Women who have undergone bariatric or weight-loss surgery are more likely to give birth to premature babies that tend to be small for gestational age, reveals a large registry study carried out at Karolinska Institutet in Sweden and published in the BMJ. The researchers believe that these pregnancies should be considered risk pregnancies and that prenatal care should monitor them extra carefully.
The number of bariatric operations has increased dramatically in recent years. Most of these operations are performed on women, and as a result the number of babies born to women with a history of bariatric surgery is also increasing. Researchers at Karolinska Institutet have now examined how the operation affects pregnancy. The study, which is the most extensive ever done in the field, was based on data from the Swedish Medical Birth Register and the Patient Register.
The study compared over 2,500 babies born between 1992 and 2009 of women who had previously undergone bariatric surgery with 12,500 babies born to mothers who had not. The pregnancies were matched individually, so that the mothers' BMI, age, educational background, smoking habits, and previous births were comparable in both groups.

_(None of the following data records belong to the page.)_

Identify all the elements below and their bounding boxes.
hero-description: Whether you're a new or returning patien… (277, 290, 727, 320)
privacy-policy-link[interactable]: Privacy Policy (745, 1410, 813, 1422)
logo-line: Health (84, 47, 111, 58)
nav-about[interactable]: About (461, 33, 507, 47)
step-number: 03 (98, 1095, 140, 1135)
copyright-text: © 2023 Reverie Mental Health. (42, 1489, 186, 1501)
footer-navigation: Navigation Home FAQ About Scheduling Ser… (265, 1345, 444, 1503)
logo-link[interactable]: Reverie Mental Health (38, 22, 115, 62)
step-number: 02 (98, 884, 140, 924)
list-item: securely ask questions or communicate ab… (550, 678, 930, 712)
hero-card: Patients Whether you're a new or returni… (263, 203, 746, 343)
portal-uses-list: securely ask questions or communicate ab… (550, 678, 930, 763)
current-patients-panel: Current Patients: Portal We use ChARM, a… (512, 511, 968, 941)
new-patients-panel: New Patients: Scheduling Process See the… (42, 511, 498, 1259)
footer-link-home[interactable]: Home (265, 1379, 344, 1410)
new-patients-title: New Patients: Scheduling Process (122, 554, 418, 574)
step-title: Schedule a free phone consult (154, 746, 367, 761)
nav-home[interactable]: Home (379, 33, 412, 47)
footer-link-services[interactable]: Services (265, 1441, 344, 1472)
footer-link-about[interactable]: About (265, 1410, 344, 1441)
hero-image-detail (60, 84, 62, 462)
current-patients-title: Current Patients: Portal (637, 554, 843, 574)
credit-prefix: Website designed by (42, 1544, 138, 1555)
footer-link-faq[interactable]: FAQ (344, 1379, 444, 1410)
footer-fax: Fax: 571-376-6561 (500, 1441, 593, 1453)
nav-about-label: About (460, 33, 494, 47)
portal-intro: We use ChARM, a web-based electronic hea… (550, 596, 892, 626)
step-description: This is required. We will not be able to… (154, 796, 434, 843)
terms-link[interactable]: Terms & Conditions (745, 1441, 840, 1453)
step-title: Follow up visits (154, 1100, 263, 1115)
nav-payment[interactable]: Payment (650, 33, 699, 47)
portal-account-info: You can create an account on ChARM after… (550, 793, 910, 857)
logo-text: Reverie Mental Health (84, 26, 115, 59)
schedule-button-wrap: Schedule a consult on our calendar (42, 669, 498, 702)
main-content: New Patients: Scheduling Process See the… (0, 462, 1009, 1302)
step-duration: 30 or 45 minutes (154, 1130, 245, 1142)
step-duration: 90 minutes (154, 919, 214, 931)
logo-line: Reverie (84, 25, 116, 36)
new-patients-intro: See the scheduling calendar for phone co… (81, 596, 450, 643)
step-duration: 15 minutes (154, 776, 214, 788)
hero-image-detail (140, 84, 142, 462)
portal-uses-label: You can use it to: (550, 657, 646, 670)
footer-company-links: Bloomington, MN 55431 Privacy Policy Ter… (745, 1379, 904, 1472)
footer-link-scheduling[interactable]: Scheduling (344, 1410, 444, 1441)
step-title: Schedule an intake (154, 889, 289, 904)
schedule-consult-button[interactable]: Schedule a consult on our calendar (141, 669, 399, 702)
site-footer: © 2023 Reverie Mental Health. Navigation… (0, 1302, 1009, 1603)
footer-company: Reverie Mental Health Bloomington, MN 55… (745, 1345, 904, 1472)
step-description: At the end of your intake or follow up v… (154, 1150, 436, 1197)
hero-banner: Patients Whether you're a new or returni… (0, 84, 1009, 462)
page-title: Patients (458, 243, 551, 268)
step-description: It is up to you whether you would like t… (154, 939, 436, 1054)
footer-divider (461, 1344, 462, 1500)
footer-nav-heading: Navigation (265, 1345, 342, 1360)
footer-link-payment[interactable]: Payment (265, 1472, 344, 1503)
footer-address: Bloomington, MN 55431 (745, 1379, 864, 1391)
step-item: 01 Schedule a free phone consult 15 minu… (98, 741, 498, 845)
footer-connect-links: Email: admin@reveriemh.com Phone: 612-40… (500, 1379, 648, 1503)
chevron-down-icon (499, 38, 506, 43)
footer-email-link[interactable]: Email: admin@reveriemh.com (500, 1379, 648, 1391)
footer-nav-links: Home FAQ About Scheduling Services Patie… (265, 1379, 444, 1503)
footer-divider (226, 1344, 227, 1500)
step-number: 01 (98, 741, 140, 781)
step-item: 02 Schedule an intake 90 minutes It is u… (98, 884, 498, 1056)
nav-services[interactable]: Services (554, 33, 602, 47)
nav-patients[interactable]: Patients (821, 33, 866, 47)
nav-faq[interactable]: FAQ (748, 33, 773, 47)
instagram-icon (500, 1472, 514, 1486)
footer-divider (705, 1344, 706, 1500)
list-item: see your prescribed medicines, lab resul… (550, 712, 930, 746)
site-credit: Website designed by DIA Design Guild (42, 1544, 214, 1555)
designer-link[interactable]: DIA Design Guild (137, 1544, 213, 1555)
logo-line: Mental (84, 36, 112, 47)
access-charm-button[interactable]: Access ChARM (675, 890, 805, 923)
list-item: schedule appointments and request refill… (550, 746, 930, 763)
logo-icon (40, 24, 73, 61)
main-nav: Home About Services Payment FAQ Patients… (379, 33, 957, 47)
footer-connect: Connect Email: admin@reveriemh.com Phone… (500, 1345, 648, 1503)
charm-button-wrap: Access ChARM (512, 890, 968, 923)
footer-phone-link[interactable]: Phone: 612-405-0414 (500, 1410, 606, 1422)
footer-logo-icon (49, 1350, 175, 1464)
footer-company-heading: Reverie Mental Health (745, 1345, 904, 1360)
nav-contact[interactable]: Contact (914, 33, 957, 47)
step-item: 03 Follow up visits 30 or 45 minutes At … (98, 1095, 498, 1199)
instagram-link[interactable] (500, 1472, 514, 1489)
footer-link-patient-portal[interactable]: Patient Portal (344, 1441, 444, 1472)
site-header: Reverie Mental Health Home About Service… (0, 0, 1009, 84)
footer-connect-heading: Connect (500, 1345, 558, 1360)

The researchers found that infants of women with bariatric surgery history have lower weights at delivery. 5.2 per cent of them were small for gestational age and were at least two standard deviations below the normal as opposed to only 3.0 per cent in the control group. Moreover, 4.2 per cent of the babies of mothers with bariatric surgery history were large for gestational age, compared to 7.3 per cent of the control group, and more were born prematurely: 9.7 per cent before the 37th week, compared with 6.1 per cent of the control group. The researchers also found no difference regarding stillbirth or neonatal death (within the first 27 days) between the two groups.
"Mothers with the same BMI gave birth to babies of varying weights depending on whether or not they had undergone bariatric surgery, so there is some kind of association between the two," says Dr Olof Stephansson, obstetrician and Associate Professor at the Clinical Epidemiology Unit at Karolinska Institutet. "The mechanism behind how surgery influences fetal growth we don't yet know, but we do know that people who have bariatric surgery are at increased risk of micronutrient deficiencies."
The researchers think that women with bariatric surgery history should be considered a risk group when pregnant, which means that they should be paid particularly close prenatal attention, and have extra ultrasound to check fetal growth, for example, or be given special dietary supplement recommendations. The researchers also point out that bariatric surgery has numerous benefits for mothers, such as lowering the risk of diabetes, cardiovascular disease, cancer and stroke. Furthermore, untreated obesity is a known risk factor for both mother and baby during pregnancy and childbirth.